I went to the peace vigil in Shepherdstown tonight. Five years of the occupation already. Some have been at it since before the Iraq invasion and occupation.
The event was moved to O’Hurley’s General Store due to the rain.
I saw many familiar faces from other peace events and political campaigns and I saw new faces as well. There were about 80 people in all in the large room where music and dances are sometimes held.
It was a good mix of young students from Shepherd College and gray-haired veterans of the Vietnam War and of Vietnam War protests.
It had been cooler during the day, but had warmed after the rain stopped and a fire in the stone fireplace had died down to smoking embers. On a wet day, the wood-smoke made the room seem cozier.
A good friend who I had traveled to Fairmont with to canvass in the last days of the 2004 Kerry-Edwards race was at the entrance collecting money for Central Asia Institute. We hugged and I made a donation and got a couple of sugar cookies and a cup of tea.
There were a pair of guitarists singing. Then I saw Anne Barth, our WV-02 candidate for Congress, standing in the back of the room. She greeted me warmly. She really is a very nice woman. I was surprised to see her there not because she’s not a strong advocate for peace, but because I hadn’t seen any announcement of her attendance. She was there not to politic but to show solidarity with the others who want to support the troops and bring them home from Iraq.
She hadn’t planned on speaking, but one of the singers asked between songs if she would say a few words. Barth kept it brief.
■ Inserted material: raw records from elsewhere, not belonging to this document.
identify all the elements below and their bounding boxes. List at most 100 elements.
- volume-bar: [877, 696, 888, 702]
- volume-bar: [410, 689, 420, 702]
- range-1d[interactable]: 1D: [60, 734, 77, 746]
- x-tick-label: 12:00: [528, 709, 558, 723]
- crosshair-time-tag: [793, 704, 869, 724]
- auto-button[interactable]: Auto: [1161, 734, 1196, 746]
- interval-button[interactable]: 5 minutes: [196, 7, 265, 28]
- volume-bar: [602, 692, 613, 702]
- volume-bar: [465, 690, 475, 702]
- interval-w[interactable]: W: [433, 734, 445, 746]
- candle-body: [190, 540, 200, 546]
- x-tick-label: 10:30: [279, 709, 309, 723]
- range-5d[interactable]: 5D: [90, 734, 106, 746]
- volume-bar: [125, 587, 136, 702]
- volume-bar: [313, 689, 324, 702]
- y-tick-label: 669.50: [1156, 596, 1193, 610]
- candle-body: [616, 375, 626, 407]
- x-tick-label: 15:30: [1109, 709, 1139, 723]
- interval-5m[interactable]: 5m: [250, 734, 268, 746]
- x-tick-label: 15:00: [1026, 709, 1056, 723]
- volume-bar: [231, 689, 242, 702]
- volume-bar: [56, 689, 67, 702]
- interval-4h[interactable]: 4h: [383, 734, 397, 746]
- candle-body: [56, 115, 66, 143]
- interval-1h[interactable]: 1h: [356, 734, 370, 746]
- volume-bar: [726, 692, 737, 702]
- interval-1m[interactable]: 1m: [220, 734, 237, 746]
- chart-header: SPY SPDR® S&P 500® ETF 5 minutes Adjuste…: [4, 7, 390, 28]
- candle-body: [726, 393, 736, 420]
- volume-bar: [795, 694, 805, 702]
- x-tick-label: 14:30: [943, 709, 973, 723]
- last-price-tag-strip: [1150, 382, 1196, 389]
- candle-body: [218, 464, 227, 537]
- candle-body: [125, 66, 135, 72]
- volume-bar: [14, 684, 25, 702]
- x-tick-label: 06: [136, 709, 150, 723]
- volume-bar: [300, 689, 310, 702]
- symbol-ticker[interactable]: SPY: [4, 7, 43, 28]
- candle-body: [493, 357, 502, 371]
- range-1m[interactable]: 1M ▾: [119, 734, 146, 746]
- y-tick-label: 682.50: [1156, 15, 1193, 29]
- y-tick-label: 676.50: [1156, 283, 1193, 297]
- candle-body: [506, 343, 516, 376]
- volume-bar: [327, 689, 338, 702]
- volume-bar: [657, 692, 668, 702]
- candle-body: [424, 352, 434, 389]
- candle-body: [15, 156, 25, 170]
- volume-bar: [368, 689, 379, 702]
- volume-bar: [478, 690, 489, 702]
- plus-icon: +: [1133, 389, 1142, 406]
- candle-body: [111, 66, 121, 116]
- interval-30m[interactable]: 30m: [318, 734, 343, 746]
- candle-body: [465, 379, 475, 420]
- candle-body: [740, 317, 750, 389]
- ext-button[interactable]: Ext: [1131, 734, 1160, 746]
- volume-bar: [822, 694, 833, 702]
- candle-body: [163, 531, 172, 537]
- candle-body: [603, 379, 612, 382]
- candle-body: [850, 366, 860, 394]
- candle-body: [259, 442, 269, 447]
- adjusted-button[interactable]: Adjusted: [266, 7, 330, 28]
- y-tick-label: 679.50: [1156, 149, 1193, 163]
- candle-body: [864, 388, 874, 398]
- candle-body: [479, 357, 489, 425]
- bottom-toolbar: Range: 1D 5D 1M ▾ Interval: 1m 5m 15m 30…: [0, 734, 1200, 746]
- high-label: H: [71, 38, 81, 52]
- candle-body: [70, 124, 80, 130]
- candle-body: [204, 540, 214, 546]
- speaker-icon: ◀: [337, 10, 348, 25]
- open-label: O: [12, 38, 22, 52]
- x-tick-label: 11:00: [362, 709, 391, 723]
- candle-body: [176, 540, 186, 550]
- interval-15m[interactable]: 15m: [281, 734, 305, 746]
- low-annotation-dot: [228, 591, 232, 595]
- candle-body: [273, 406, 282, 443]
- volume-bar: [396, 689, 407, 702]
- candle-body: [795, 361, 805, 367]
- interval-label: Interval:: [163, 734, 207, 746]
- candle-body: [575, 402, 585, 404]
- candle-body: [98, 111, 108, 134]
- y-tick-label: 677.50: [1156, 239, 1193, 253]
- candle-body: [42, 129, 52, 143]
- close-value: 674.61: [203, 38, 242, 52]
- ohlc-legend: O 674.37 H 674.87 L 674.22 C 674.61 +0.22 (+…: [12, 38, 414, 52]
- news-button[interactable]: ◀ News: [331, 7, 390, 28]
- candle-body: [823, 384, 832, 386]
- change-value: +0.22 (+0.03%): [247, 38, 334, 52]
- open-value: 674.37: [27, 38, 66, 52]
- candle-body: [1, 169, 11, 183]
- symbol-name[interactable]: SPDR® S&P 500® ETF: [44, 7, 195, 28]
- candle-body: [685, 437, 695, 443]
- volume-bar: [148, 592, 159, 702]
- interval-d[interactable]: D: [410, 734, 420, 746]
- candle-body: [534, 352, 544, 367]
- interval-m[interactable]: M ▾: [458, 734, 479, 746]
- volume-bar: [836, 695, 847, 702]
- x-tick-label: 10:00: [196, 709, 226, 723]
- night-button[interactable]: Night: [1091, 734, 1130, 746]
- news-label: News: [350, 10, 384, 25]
She introduced herself and said she remembered the day when Senator Byrd spoke out against the war and how the fax machines buzzed with people agreeing with him and others opposed to him. (Read his speech here.) She said she still gets chills thinking of his speech when he was one of the few voices with the courage in Congress to speak out in opposition before the war.
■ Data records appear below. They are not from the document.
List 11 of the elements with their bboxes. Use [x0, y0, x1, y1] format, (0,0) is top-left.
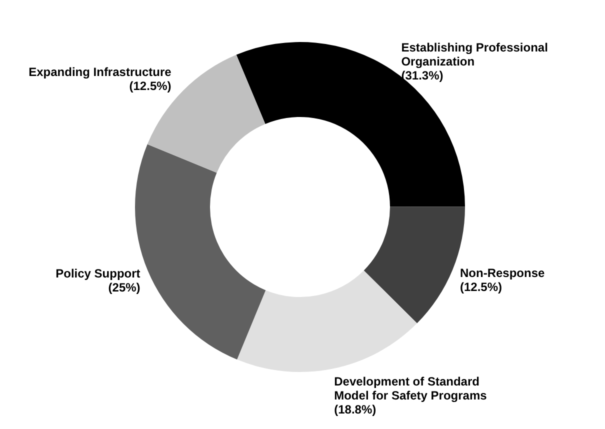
donut-slice [237, 270, 418, 372]
data-label: (18.8%) [334, 402, 376, 417]
data-label: (12.5%) [460, 280, 502, 294]
slice-label: Expanding Infrastructure [28, 65, 172, 80]
slice-label: Establishing Professional Organization [401, 40, 548, 69]
slice-label: Policy Support [56, 266, 140, 281]
data-label: (31.3%) [401, 68, 444, 83]
data-label: (25%) [108, 280, 140, 295]
data-label: (12.5%) [129, 79, 172, 94]
slice-label: Non-Response [460, 266, 546, 280]
slice-label: Development of Standard Model for Safety Programs [334, 374, 488, 403]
“Senator Byrd was right,” Barth said and people applauded. “I want to end this war and bring our troops home.”
Barth said she wanted to go to Washington and join him in his efforts to bring the troops home.
“The troops have served honorably. It is time they were brought home,” she said.
When she finished to loud applause, two more singers, a young, college age woman and a grayhaired man did a lovely duet of John Lennon’s Imagine.
It was a good event, solemn yet friendly with people united in purpose.
Afterwards another canvassing partner, JBdem4usa, took me out and bought me a beer, Mountaineer Stout, just like he said he would.